Al cabo de un minuto, los ojos del coronel se apartaron de su objetivo; una débil sonrisa le entreabría los labios y Latimer se sintió como quien ha sido sorprendido mientras comete un robo.
Haki dijo:
—Me pregunto, mister Latimer, si usted sentirá interés o no por
verdaderos
asesinos.
Latimer sintió que se ruborizaba. Su actitud de profesional condescendiente cambió, de pronto, a la de aficionado ridículo. Era algo desconcertante.
—Pues sí —respondió lentamente—. Creo que sí.

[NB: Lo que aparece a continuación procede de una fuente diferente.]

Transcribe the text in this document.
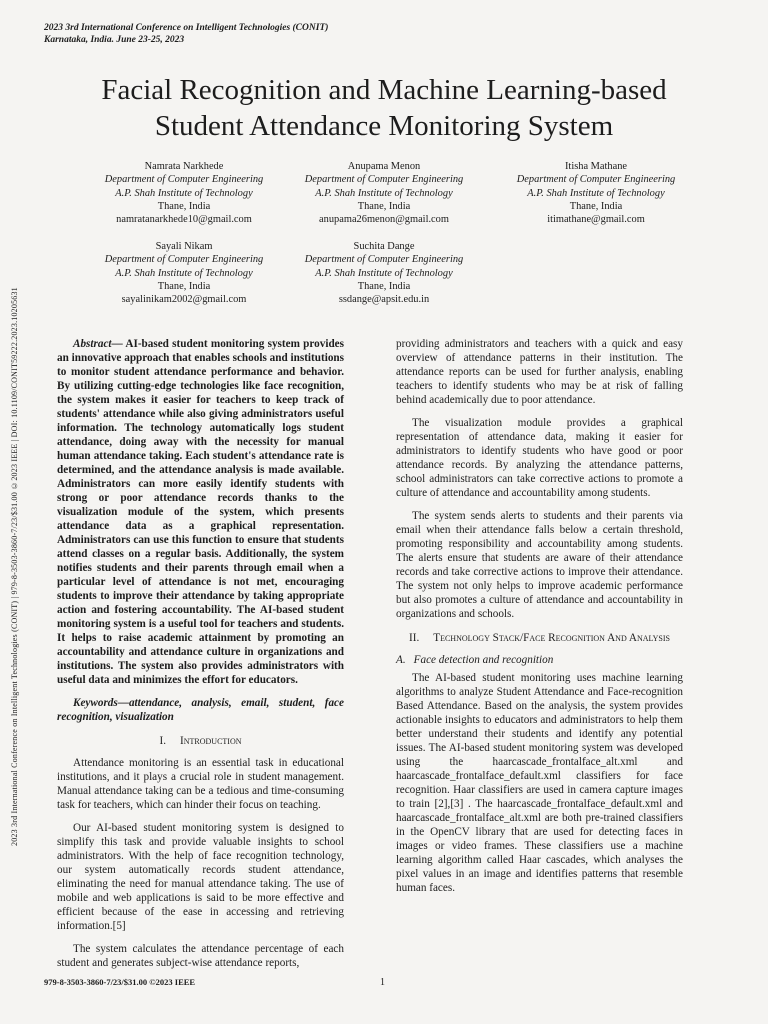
2023 3rd International Conference on Intelligent Technologies (CONIT)
Karnataka, India. June 23-25, 2023
Facial Recognition and Machine Learning-based
Student Attendance Monitoring System
Namrata Narkhede
Department of Computer Engineering
A.P. Shah Institute of Technology
Thane, India
namratanarkhede10@gmail.com
Anupama Menon
Department of Computer Engineering
A.P. Shah Institute of Technology
Thane, India
anupama26menon@gmail.com
Itisha Mathane
Department of Computer Engineering
A.P. Shah Institute of Technology
Thane, India
itimathane@gmail.com
Sayali Nikam
Department of Computer Engineering
A.P. Shah Institute of Technology
Thane, India
sayalinikam2002@gmail.com
Suchita Dange
Department of Computer Engineering
A.P. Shah Institute of Technology
Thane, India
ssdange@apsit.edu.in
2023 3rd International Conference on Intelligent Technologies (CONIT) | 979-8-3503-3860-7/23/$31.00 ©2023 IEEE | DOI: 10.1109/CONIT59222.2023.10205631	Abstract— AI-based student monitoring system provides an innovative approach that enables schools and institutions to monitor student attendance performance and behavior. By utilizing cutting-edge technologies like face recognition, the system makes it easier for teachers to keep track of students' attendance while also giving administrators useful information. The technology automatically logs student attendance, doing away with the necessity for manual human attendance taking. Each student's attendance rate is determined, and the attendance analysis is made available. Administrators can more easily identify students with strong or poor attendance records thanks to the visualization module of the system, which presents attendance data as a graphical representation. Administrators can use this function to ensure that students attend classes on a regular basis. Additionally, the system notifies students and their parents through email when a particular level of attendance is not met, encouraging students to improve their attendance by taking appropriate action and fostering accountability. The AI-based student monitoring system is a useful tool for teachers and students. It helps to raise academic attainment by promoting an accountability and attendance culture in organizations and institutions. The system also provides administrators with useful data and minimizes the effort for educators.

Keywords—attendance, analysis, email, student, face recognition, visualization

I. Introduction

Attendance monitoring is an essential task in educational institutions, and it plays a crucial role in student management. Manual attendance taking can be a tedious and time-consuming task for teachers, which can hinder their focus on teaching.

Our AI-based student monitoring system is designed to simplify this task and provide valuable insights to school administrators. With the help of face recognition technology, our system automatically records student attendance, eliminating the need for manual attendance taking. The use of mobile and web applications is said to be more effective and efficient because of the ease in accessing and retrieving information.[5]

The system calculates the attendance percentage of each student and generates subject-wise attendance reports,

providing administrators and teachers with a quick and easy overview of attendance patterns in their institution. The attendance reports can be used for further analysis, enabling teachers to identify students who may be at risk of falling behind academically due to poor attendance.

The visualization module provides a graphical representation of attendance data, making it easier for administrators to identify students who have good or poor attendance records. By analyzing the attendance patterns, school administrators can take corrective actions to promote a culture of attendance and accountability among students.

The system sends alerts to students and their parents via email when their attendance falls below a certain threshold, promoting responsibility and accountability among students. The alerts ensure that students are aware of their attendance records and take corrective actions to improve their attendance. The system not only helps to improve academic performance but also promotes a culture of attendance and accountability in organizations and schools.

II. Technology Stack/Face Recognition And Analysis
A. Face detection and recognition

The AI-based student monitoring uses machine learning algorithms to analyze Student Attendance and Face-recognition Based Attendance. Based on the analysis, the system provides actionable insights to educators and administrators to help them better understand their students and identify any potential issues. The AI-based student monitoring system was developed using the haarcascade_frontalface_alt.xml and haarcascade_frontalface_default.xml classifiers for face recognition. Haar classifiers are used in camera capture images to train [2],[3] . The haarcascade_frontalface_default.xml and haarcascade_frontalface_alt.xml are both pre-trained classifiers in the OpenCV library that are used for detecting faces in images or video frames. These classifiers use a machine learning algorithm called Haar cascades, which analyses the pixel values in an image and identifies patterns that resemble human faces.

979-8-3503-3860-7/23/$31.00 ©2023 IEEE	1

El coronel Haki frunció los labios.
—Sabe usted, mister Latimer —dijo—, pienso que el asesino de un
roman policier
es mucho más simpático que un asesino de verdad. En una novela hay un cadáver, numerosos sospechosos, un detective y la horca. Se trata de algo artístico. El asesino real no forma parte de una ficción artística. Yo, que soy una especie de policía, me atrevo a asegurárselo a usted rotundamente. —Golpeó con el sobre en el escritorio—. Aquí hay un asesino de verdad. Estamos enterados de su existencia desde hace unos veinte años. Este es el
dossier
de ese individuo. Sabemos de un asesinato que tal vez haya cometido él. Sin duda tiene que haber otros muchos que desconocemos. Este hombre es un caso típico. Un tipo sucio, vulgar, cobarde, una escoria. Asesinato, espionaje, drogas: ésa es la historia. De la que también forman parte dos casos de asesinato.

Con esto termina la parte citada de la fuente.